If I were to draw a caricature of my son, it would be as an unusual but adorably endearing, lovable bird boy. He flaps, he squawks, he pecks, he waddles, he flits, he nests ... it is not at all difficult to imagine. It is so easy to see how birdlike he is in fact that I realize what I seem to work harder at, what takes more skill and artistry, is to draw out and exaggerate his typical boy features. It is here, exaggerating these traits, where I most often apply my perception and creativity.
When he flaps the leader of his social skills class has suggested I ask, "Don't flap your hands. How else can you show you are excited?"
When he peeps and squawks, I remind him I will not respond to him until he can tell me what he wants in a complete sentence or in a normal voice.
When he bumps into walls or into me and moves like a sparrow trapped against a window, (if it is at I time when I don't find this completely irritating) well then, I just cave in and I hug him tightly to me in a huge squeeze because I know that is what he needs. My little bird boy. He's a good egg, really.

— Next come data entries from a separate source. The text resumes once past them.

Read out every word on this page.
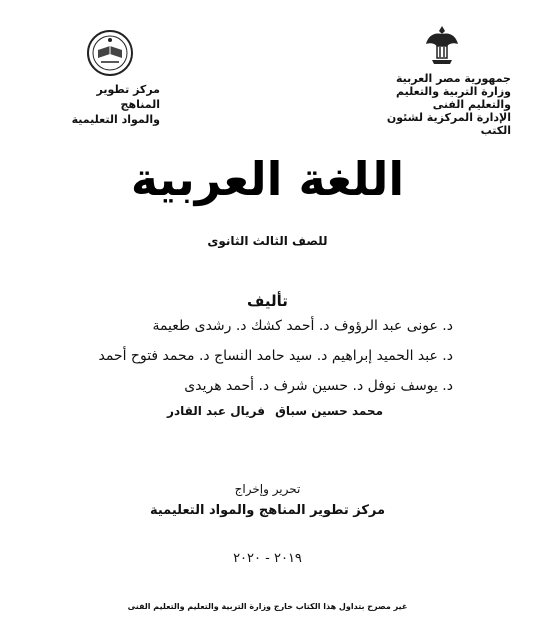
جمهورية مصر العربية
وزارة التربية والتعليم
والتعليم الفنى
الإدارة المركزية لشئون الكتب
مركز تطوير المناهج
والمواد التعليمية
اللغة العربية
للصف الثالث الثانوى
تأليف
د. عونى عبد الرؤوف د. أحمد كشك د. رشدى طعيمة
د. عبد الحميد إبراهيم د. سيد حامد النساج د. محمد فتوح أحمد
د. يوسف نوفل د. حسين شرف د. أحمد هريدى
محمد حسين سباق
فريال عبد القادر
تحرير وإخراج
مركز تطوير المناهج والمواد التعليمية
٢٠١٩ - ٢٠٢٠
غير مصرح بتداول هذا الكتاب خارج وزارة التربية والتعليم والتعليم الفنى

In the realm of autism, his oddities aren't that big at all. We're lucky. Even though there are enough "classic" tell tale signs of the spectrum all over him, it took me forever to convince my Pediatrician who is also a friend that he did indeed have an autism spectrum disability. And though his high-functioning abilities concealed enough that more than one very bright adult completely missed anything odd about him, he has weaknesses that most certainly would not go over-looked by six- to ten-year olds. His odd traits grow huge in school and if there is anything eight-year old boys seem to be looking for, it is the ability to draw out individual traits at will and use them as ammunition. To be so easily drawn into caricature is a horrible liability for any kid.
Silver Lining: Adults, particularly kind and/or intelligent ones (my preferred types anyway), can be much more forgiving and accepting of odd individuals with quirky traits. We can see through them, past outward appearances. We can understand good intentions, appreciate finer qualities and recognize a myriad other distinctions. So even if he always remains oddly birdlike, I reassure myself that there are other ways he will grow out of it.